The heavily-armed fighters had taken shelter in the madrassa (religious school) late on Wednesday after attacking government buildings in the district of Wazakhwa, 60 kilometres (37 miles) from the Pakistani border.

Khan said up to five Taliban commanders had already fled on motorbikes before the siege of the madrassa in the nearby village of Karmadin.

During the siege, local elders clutching copies of the Muslim holy book, the Koran, had urged the troops not to assault the madrassa, the Afghan Islamic Press (AIP) reported on Thursday.

Government troops in Urgun, 120 kilometers (75 miles) northeast of Wazakhwa, were seen seeking instructions from the authorities in Kabul over how to handle the siege.

Paktika, bordering Pakistan, is one of the main battlegrounds in an apparent resurgence by the Taliban and their supporters among the ethnic Pashtun majority, who dominate Afghanistan's southern and eastern provinces.

The U.S. military, international aid agencies and Afghan officials have noted an increase in armed attacks on aid workers and troops in recent months.

CARE relief organization said this week that attacks on humanitarian workers had soared to one every two days, from one a month a year ago.

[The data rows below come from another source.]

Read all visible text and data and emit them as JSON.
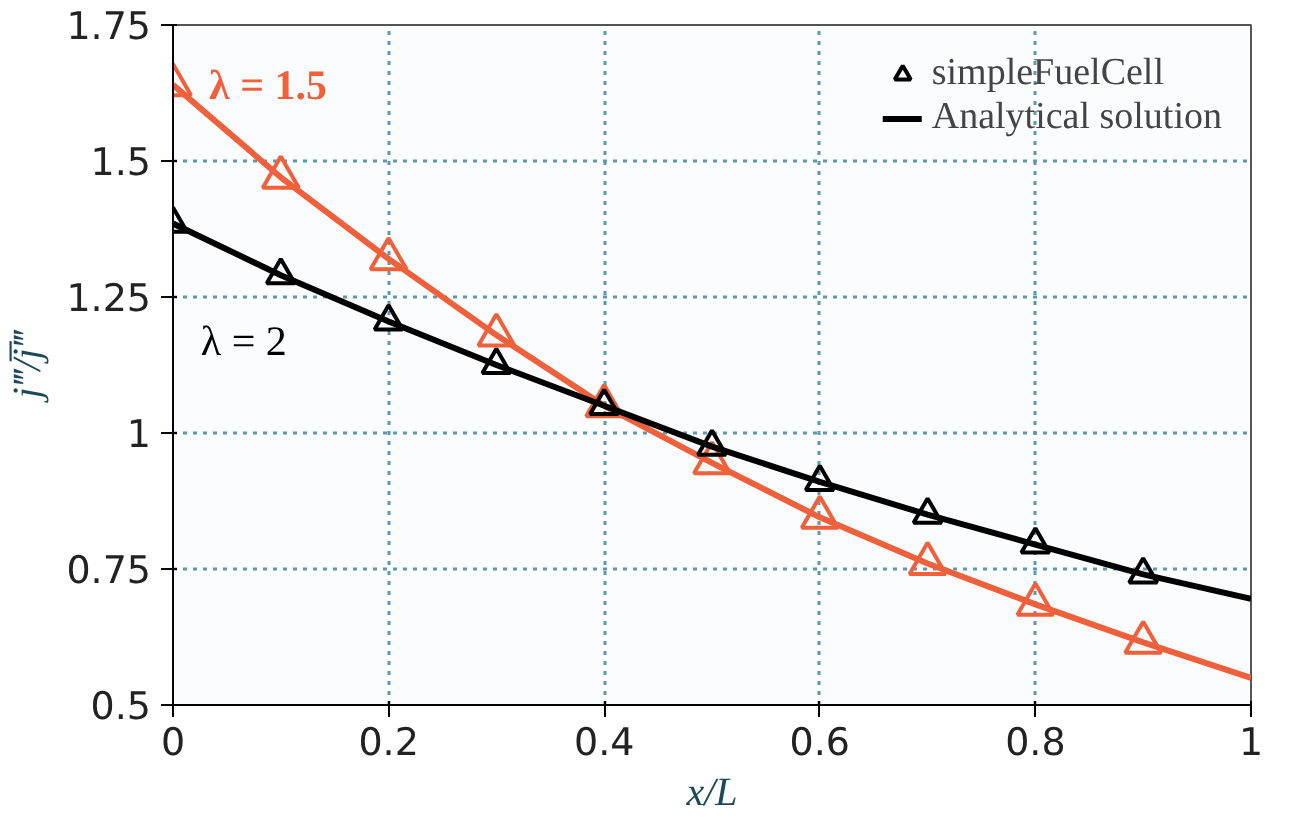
{
  "chart_data": {
    "type": "line",
    "xlabel": "x/L",
    "ylabel": "j‴/j̅‴",
    "xlim": [
      0,
      1
    ],
    "ylim": [
      0.5,
      1.75
    ],
    "xticks": [
      0,
      0.2,
      0.4,
      0.6,
      0.8,
      1
    ],
    "yticks": [
      0.5,
      0.75,
      1,
      1.25,
      1.5,
      1.75
    ],
    "grid": true,
    "legend": "top right",
    "line_style": "solid",
    "series": [
      {
        "color": "#f0603a",
        "x": [
          0,
          0.1,
          0.2,
          0.3,
          0.4,
          0.5,
          0.6,
          0.7,
          0.8,
          0.9,
          1
        ],
        "values": [
          1.64,
          1.47,
          1.32,
          1.18,
          1.05,
          0.945,
          0.845,
          0.76,
          0.685,
          0.615,
          0.55
        ]
      },
      {
        "type": "scatter",
        "marker": "triangle",
        "color": "#f0603a",
        "x": [
          0,
          0.1,
          0.2,
          0.3,
          0.4,
          0.5,
          0.6,
          0.7,
          0.8,
          0.9
        ],
        "values": [
          1.64,
          1.47,
          1.32,
          1.18,
          1.05,
          0.945,
          0.845,
          0.76,
          0.685,
          0.615
        ]
      },
      {
        "name": "Analytical solution",
        "color": "#000000",
        "x": [
          0,
          0.1,
          0.2,
          0.3,
          0.4,
          0.5,
          0.6,
          0.7,
          0.8,
          0.9,
          1
        ],
        "values": [
          1.385,
          1.29,
          1.205,
          1.125,
          1.05,
          0.975,
          0.91,
          0.85,
          0.795,
          0.74,
          0.695
        ]
      },
      {
        "type": "scatter",
        "name": "simpleFuelCell",
        "marker": "triangle",
        "color": "#000000",
        "x": [
          0,
          0.1,
          0.2,
          0.3,
          0.4,
          0.5,
          0.6,
          0.7,
          0.8,
          0.9
        ],
        "values": [
          1.385,
          1.29,
          1.205,
          1.125,
          1.05,
          0.975,
          0.91,
          0.85,
          0.795,
          0.74
        ]
      }
    ],
    "annotations": [
      {
        "text": "λ = 1.5",
        "x": 0,
        "y": 1.64
      },
      {
        "text": "λ = 2",
        "x": 0.1,
        "y": 1.29
      }
    ]
  }
}
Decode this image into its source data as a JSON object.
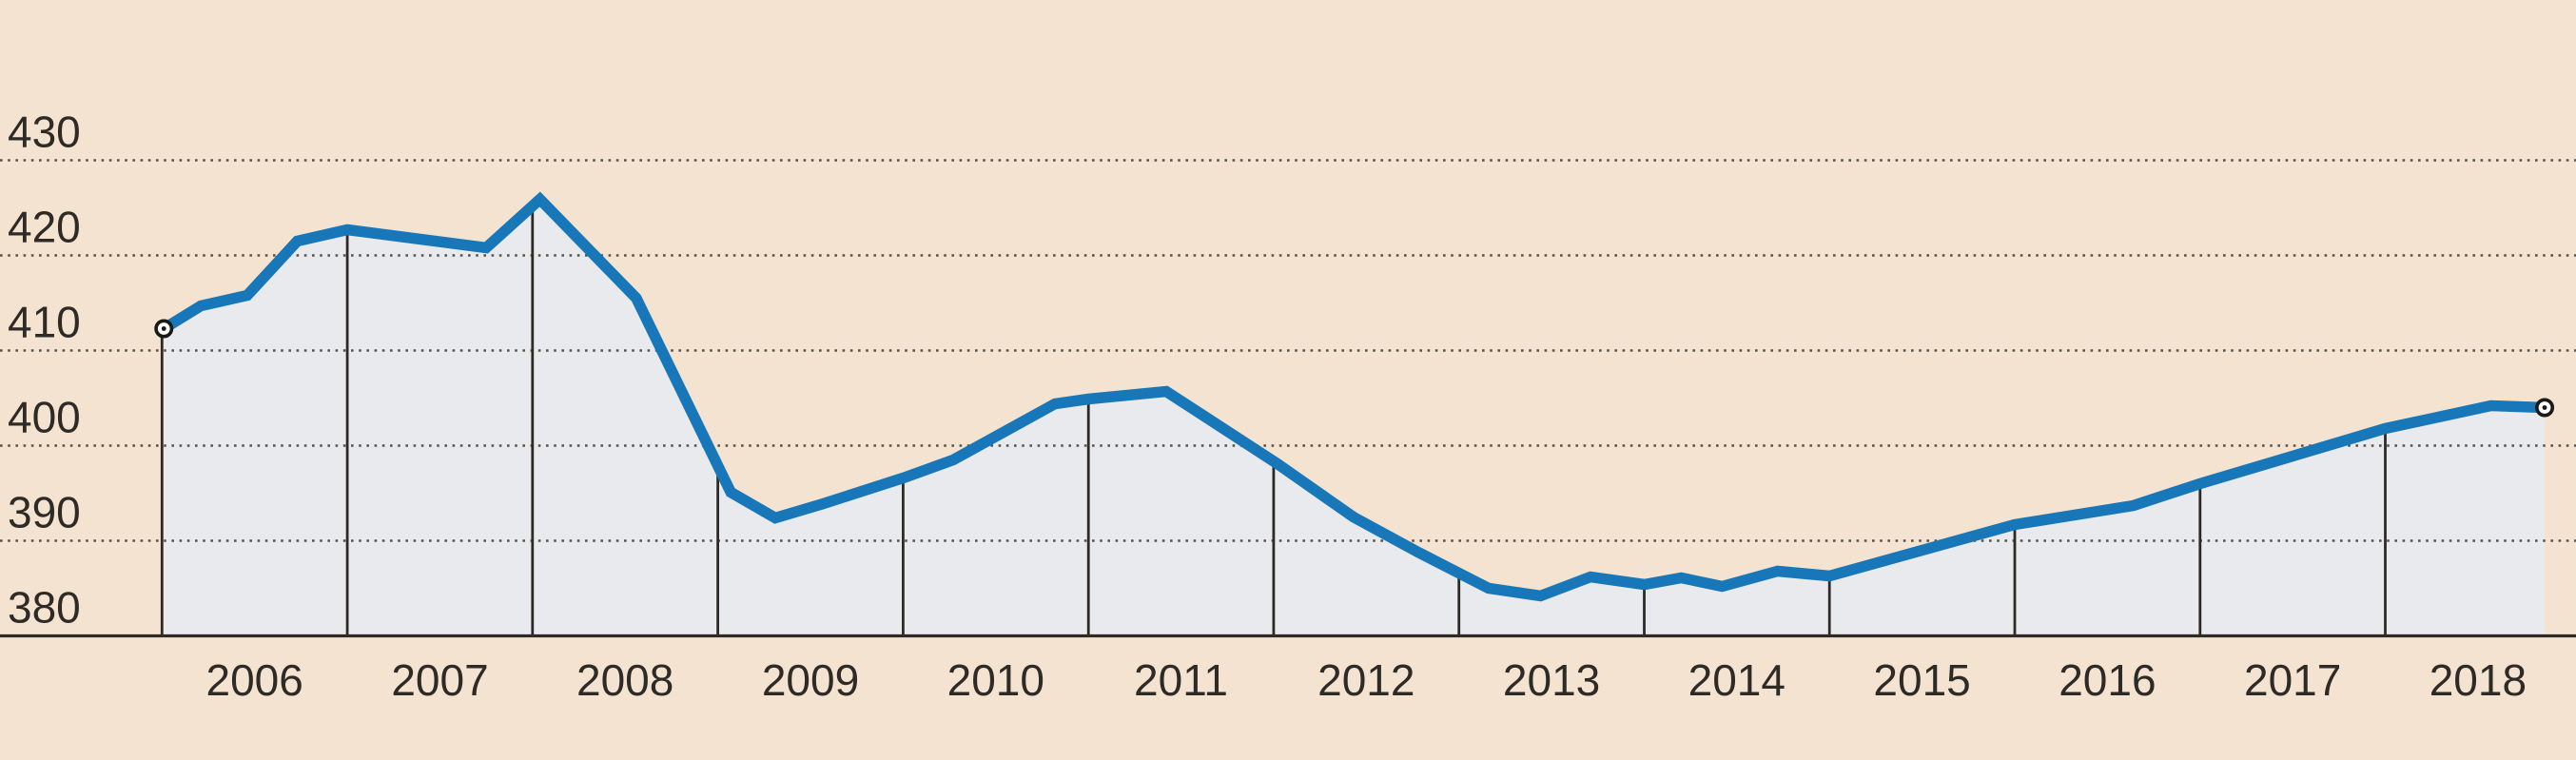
{
  "chart_data": {
    "type": "area",
    "title": "",
    "legend": "none",
    "grid": "dotted horizontal gridlines, solid baseline",
    "x_ticks": [
      "2006",
      "2007",
      "2008",
      "2009",
      "2010",
      "2011",
      "2012",
      "2013",
      "2014",
      "2015",
      "2016",
      "2017",
      "2018"
    ],
    "y_ticks": [
      "380",
      "390",
      "400",
      "410",
      "420",
      "430"
    ],
    "y_gridline_values": [
      390,
      400,
      410,
      420,
      430
    ],
    "y_baseline_value": 380,
    "ylim": [
      380,
      435
    ],
    "xlim_years": [
      2005.13,
      2019.03
    ],
    "x_year_dividers": [
      2006,
      2007,
      2008,
      2009,
      2010,
      2011,
      2012,
      2013,
      2014,
      2015,
      2016,
      2017,
      2018
    ],
    "endpoint_markers": true,
    "series": [
      {
        "name": "value",
        "points": [
          [
            2006.01,
            412.3
          ],
          [
            2006.21,
            414.7
          ],
          [
            2006.46,
            415.8
          ],
          [
            2006.73,
            421.5
          ],
          [
            2007.0,
            422.7
          ],
          [
            2007.75,
            420.8
          ],
          [
            2008.04,
            425.9
          ],
          [
            2008.56,
            415.5
          ],
          [
            2009.07,
            395.1
          ],
          [
            2009.31,
            392.4
          ],
          [
            2009.57,
            393.9
          ],
          [
            2010.0,
            396.6
          ],
          [
            2010.27,
            398.5
          ],
          [
            2010.82,
            404.4
          ],
          [
            2011.0,
            404.9
          ],
          [
            2011.42,
            405.7
          ],
          [
            2012.02,
            398.1
          ],
          [
            2012.43,
            392.5
          ],
          [
            2012.78,
            388.8
          ],
          [
            2013.16,
            385.0
          ],
          [
            2013.44,
            384.2
          ],
          [
            2013.71,
            386.2
          ],
          [
            2014.0,
            385.4
          ],
          [
            2014.2,
            386.1
          ],
          [
            2014.42,
            385.2
          ],
          [
            2014.72,
            386.8
          ],
          [
            2015.0,
            386.3
          ],
          [
            2016.0,
            391.7
          ],
          [
            2016.64,
            393.7
          ],
          [
            2017.0,
            396.0
          ],
          [
            2018.0,
            401.8
          ],
          [
            2018.57,
            404.2
          ],
          [
            2018.86,
            404.0
          ]
        ]
      }
    ],
    "first_value": 412.3,
    "last_value": 404.0,
    "max_value": 425.9,
    "min_value": 384.2
  },
  "colors": {
    "background": "#f5e3d1",
    "area_fill": "#e9eaed",
    "line": "#1777b8",
    "grid_dots": "#57514b",
    "axis": "#2e2b26",
    "year_divider": "#2e2b26",
    "label_text": "#2e2b27",
    "marker_ring": "#1a1916",
    "marker_fill": "#ffffff"
  }
}
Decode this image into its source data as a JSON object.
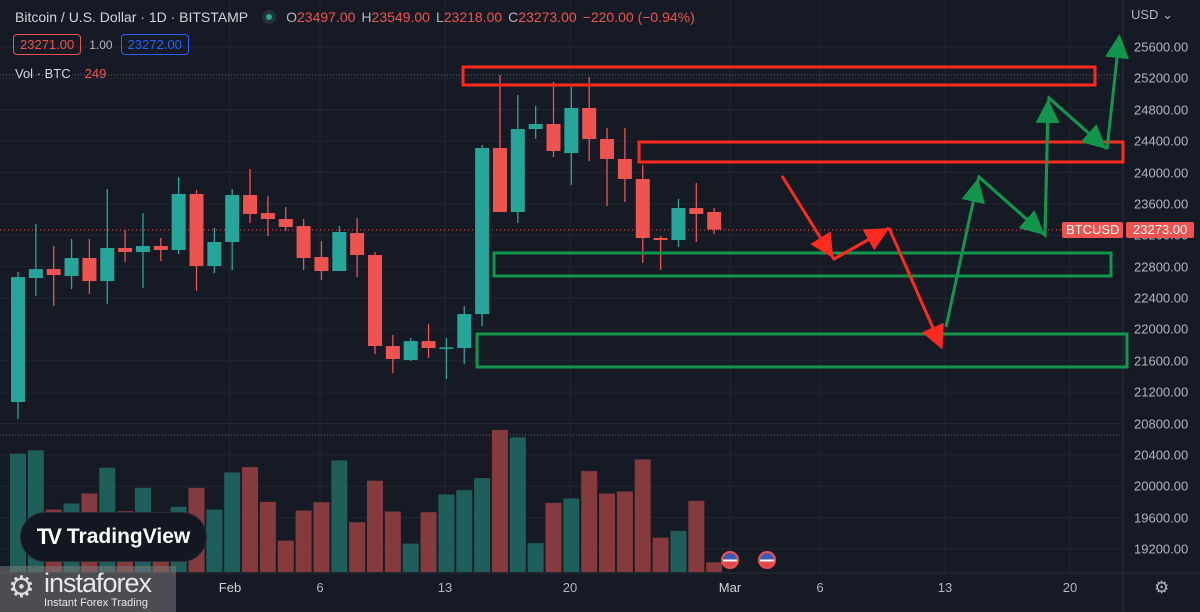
{
  "header": {
    "title": "Bitcoin / U.S. Dollar · 1D · BITSTAMP",
    "ohlc": {
      "o_label": "O",
      "o": "23497.00",
      "h_label": "H",
      "h": "23549.00",
      "l_label": "L",
      "l": "23218.00",
      "c_label": "C",
      "c": "23273.00",
      "change": "−220.00 (−0.94%)"
    },
    "bid": "23271.00",
    "spread": "1.00",
    "ask": "23272.00",
    "volume_label": "Vol · BTC",
    "volume_value": "249"
  },
  "axis": {
    "currency": "USD",
    "price_labels": [
      "25600.00",
      "25200.00",
      "24800.00",
      "24400.00",
      "24000.00",
      "23600.00",
      "23200.00",
      "22800.00",
      "22400.00",
      "22000.00",
      "21600.00",
      "21200.00",
      "20800.00",
      "20400.00",
      "20000.00",
      "19600.00",
      "19200.00"
    ],
    "symbol_tag": "BTCUSD",
    "last_price_tag": "23273.00",
    "date_labels": [
      "Feb",
      "6",
      "13",
      "20",
      "Mar",
      "6",
      "13",
      "20"
    ]
  },
  "branding": {
    "tradingview": "TradingView",
    "instaforex": "instaforex",
    "instaforex_tagline": "Instant Forex Trading"
  },
  "colors": {
    "up": "#26a69a",
    "down": "#ef5350",
    "up_vol": "#1f5f5b",
    "down_vol": "#853a3d",
    "annot_red": "#ff2a1f",
    "annot_green": "#12964e",
    "bg": "#161a25"
  },
  "chart_data": {
    "type": "candlestick",
    "symbol": "BTCUSD",
    "interval": "1D",
    "ylim": [
      19200,
      25600
    ],
    "candles": [
      [
        21074,
        22731,
        20857,
        22667
      ],
      [
        22655,
        23343,
        22425,
        22769
      ],
      [
        22769,
        23063,
        22297,
        22693
      ],
      [
        22680,
        23152,
        22514,
        22910
      ],
      [
        22910,
        23152,
        22451,
        22616
      ],
      [
        22616,
        23789,
        22323,
        23037
      ],
      [
        23037,
        23266,
        22859,
        22986
      ],
      [
        22986,
        23483,
        22527,
        23063
      ],
      [
        23063,
        23165,
        22871,
        23012
      ],
      [
        23012,
        23942,
        22961,
        23726
      ],
      [
        23726,
        23777,
        22489,
        22808
      ],
      [
        22808,
        23292,
        22718,
        23114
      ],
      [
        23114,
        23789,
        22757,
        23713
      ],
      [
        23713,
        24044,
        23356,
        23471
      ],
      [
        23483,
        23700,
        23190,
        23407
      ],
      [
        23407,
        23560,
        23254,
        23305
      ],
      [
        23318,
        23407,
        22757,
        22910
      ],
      [
        22922,
        23126,
        22629,
        22744
      ],
      [
        22744,
        23318,
        22744,
        23241
      ],
      [
        23228,
        23420,
        22667,
        22948
      ],
      [
        22948,
        22986,
        21685,
        21788
      ],
      [
        21788,
        21928,
        21443,
        21622
      ],
      [
        21609,
        21890,
        21596,
        21851
      ],
      [
        21851,
        22068,
        21635,
        21762
      ],
      [
        21762,
        21890,
        21367,
        21770
      ],
      [
        21762,
        22297,
        21558,
        22195
      ],
      [
        22195,
        24350,
        22042,
        24312
      ],
      [
        24312,
        25243,
        23496,
        23496
      ],
      [
        23496,
        24988,
        23356,
        24554
      ],
      [
        24554,
        24848,
        24427,
        24618
      ],
      [
        24618,
        25154,
        24197,
        24274
      ],
      [
        24248,
        25090,
        23840,
        24822
      ],
      [
        24822,
        25217,
        24146,
        24427
      ],
      [
        24427,
        24567,
        23573,
        24172
      ],
      [
        24172,
        24567,
        23624,
        23917
      ],
      [
        23917,
        24095,
        22846,
        23165
      ],
      [
        23165,
        23190,
        22757,
        23139
      ],
      [
        23139,
        23662,
        23050,
        23547
      ],
      [
        23547,
        23866,
        23114,
        23471
      ],
      [
        23497,
        23549,
        23218,
        23273
      ]
    ],
    "volumes": [
      3044,
      3130,
      1608,
      1763,
      2021,
      2683,
      1565,
      2167,
      1221,
      1677,
      2167,
      1608,
      2563,
      2700,
      1806,
      808,
      1582,
      1797,
      2872,
      1281,
      2348,
      1557,
      731,
      1539,
      1995,
      2107,
      2417,
      3655,
      3466,
      740,
      1780,
      1892,
      2597,
      2021,
      2073,
      2898,
      886,
      1058,
      1832,
      249
    ]
  }
}
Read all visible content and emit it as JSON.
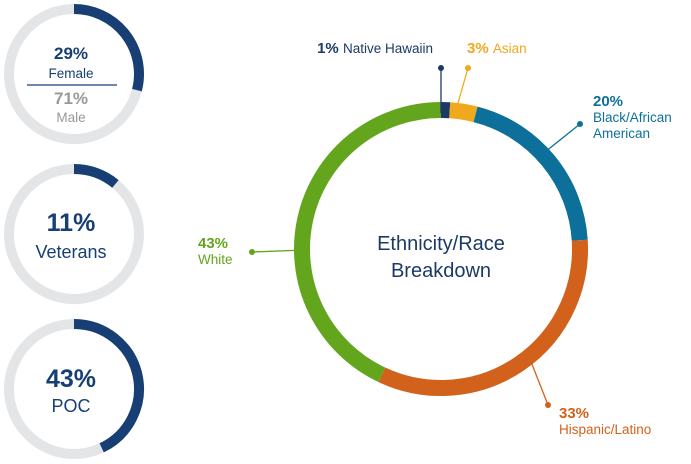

The upsurge in violence has forced aid agencies to abandon rebuilding and development projects in vast swathes of southern and eastern Afghanistan, placing the country's post-war recovery at serious risk.

Norway's International Development Minister Hilde Frafjord Johnson warned on Friday at the end of a visit to Kabul that a lack of aid and development could drive disgruntled Afghans into the arms of insurgents.

"Aid can help people in the way that we can prevent them being recruited to insurgency, to faction fighting and to other insecurity measures," Johnson said.

In the last three weeks U.S. and Afghan troops have killed more than 100 suspected Taliban fighters in a fierce offensive in their mountains hideouts in Zabul province, which borders Paktika.